## Weight_Initialization

1. 작은 숫자로 초기화하는 방법
  - 가중치를 평균 0, 편차 0.02로 초기화
  - 편차를 0으로 초기화
  
  
2. Xavier Glorot Initialization
  - 데이터가 몇 개의 레이어를 통과하더라도 활성화 값이 너무 커지거나 작아지지 않도록 일정한 범위 안에 있도록 잡아줌
  - 모듈의 가중치를 xavier normal로 초기화
  - 편차를 0으로 초기화
  - 시그모이드, 하이퍼볼릭탄젠트 활성화함수 사용 시 사용
  
  
3. Kaming He Initialization
  - 활성화 값이 0 이하이면 바꿔 전달함
  - 모듈의 가중치를 kaming he normal로 초기화
  - 편차를 0으로 초기화
  - 렐루, 리키렐루 활성화함수 사용 시 사용 

#### module

In [1]:
import numpy as np
import torch
import torch.nn as nn
import torch.optim as optim
import torch.nn.init as init
import torchvision.datasets as dset
import torchvision.transforms as transforms
from torch.utils.data import DataLoader

In [2]:
device = torch.device("cuda:0" if torch.cuda.is_available() else "cpu")
print(device)

cuda:0


#### parameters

In [3]:
num_epoch = 10
batch_size = 256
learning_rate = 2e-4

#### data

[pytorch dataset download error solution](https://github.com/pytorch/vision/issues/1938)

In [4]:
from six.moves import urllib
opener = urllib.request.build_opener()
opener.addheaders = [('User-agent', 'Mozilla/5.0')]
urllib.request.install_opener(opener)

In [5]:
# download
mnist_train = dset.MNIST("./", train=True, transform=transforms.ToTensor(), target_transform=None, download=True)
mnist_test = dset.MNIST("./", train=False, transform=transforms.ToTensor(), target_transform=None, download=True)

In [6]:
mnist_train.__getitem__(0)[0].size(), mnist_train.__len__()

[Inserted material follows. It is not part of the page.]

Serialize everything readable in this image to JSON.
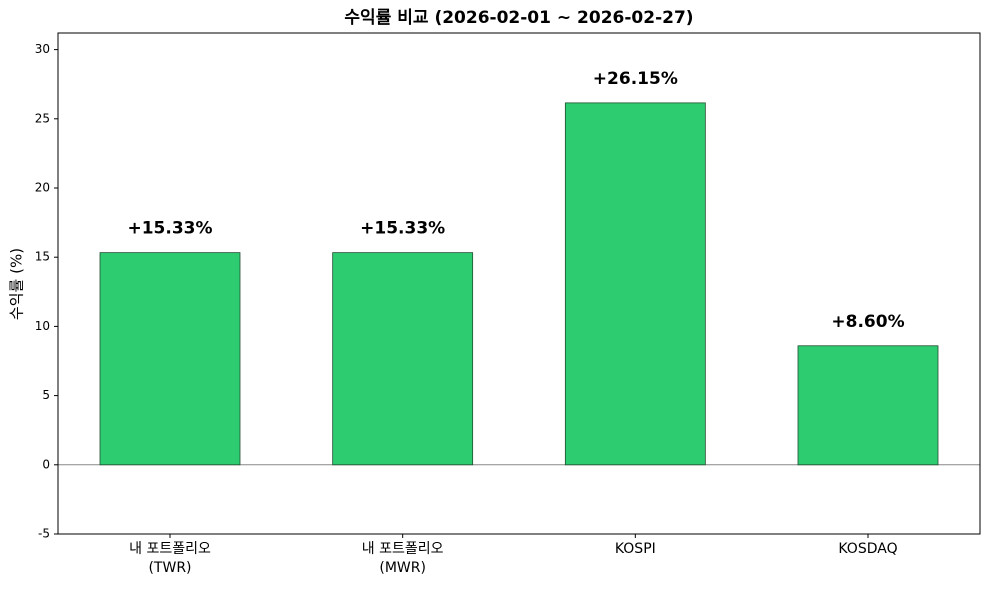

(torch.Size([1, 28, 28]), 60000)

In [7]:
mnist_test.__getitem__(0)[0].size(), mnist_test.__len__()

(torch.Size([1, 28, 28]), 10000)

In [8]:
train_loader = DataLoader(mnist_train, batch_size=batch_size, shuffle=True, num_workers=2, drop_last=True)
test_loader = DataLoader(mnist_test, batch_size=batch_size, shuffle=False, num_workers=2, drop_last=True)

#### model

In [9]:
class CNN(nn.Module):
    def __init__(self):
        super(CNN, self).__init__()
        self.layer = nn.Sequential(
            nn.Conv2d(1, 16, 3, padding=1),
            nn.ReLU(),
            nn.Conv2d(16, 32, 3, padding=1),
            nn.ReLU(),
            nn.MaxPool2d(2, 2),
            nn.Conv2d(32, 64, 3, padding=1),
            nn.ReLU(),
            nn.MaxPool2d(2, 2)
        )
        self.fc_layer = nn.Sequential(
            nn.Linear(64*7*7, 100),
            nn.ReLU(),
            nn.Linear(100, 10)
        )
        
        # 초기화
        for m in self.modules():
            if isinstance(m, nn.Conv2d):                                
                # Kaming Initialization
                init.kaiming_normal_(m.weight.data)
                m.bias.data.fill_(0)
            elif isinstance(m, nn.Linear):
                init.kaiming_normal_(m.weight.data)
                m.bias.data.fill_(0)
        
    def forward(self, x):
        out = self.layer(x)
        out = out.view(batch_size, -1)
        out = self.fc_layer(out)
        return out

In [10]:
model = CNN().to(device)

#### loss

In [11]:
loss_func = nn.CrossEntropyLoss()

#### optimizer

In [12]:
optimizer = torch.optim.SGD(model.parameters(), lr=learning_rate)

#### train

In [13]:
for i in range(num_epoch):
    for j, [image, label] in enumerate(train_loader):
        x = image.to(device)
        y = label.to(device)
        
        optimizer.zero_grad()
        output = model.forward(x)
        loss = loss_func(output, y)
        loss.backward()
        optimizer.step()
        
    if i%10 == 0:
        print(loss)

tensor(2.1269, device='cuda:0', grad_fn=<NllLossBackward>)


#### test

In [14]:
correct = 0
total = 0

with torch.no_grad():
    for image, label in test_loader:
        x = image.to(device)
        y = label.to(device)
        
        output = model.forward(x)
        _, output_index = torch.max(output, 1)
        
        total += label.size(0)
        correct += (output_index == y).sum().float()
        
    print(f"Accuracy of Test Data: {correct/total*100}")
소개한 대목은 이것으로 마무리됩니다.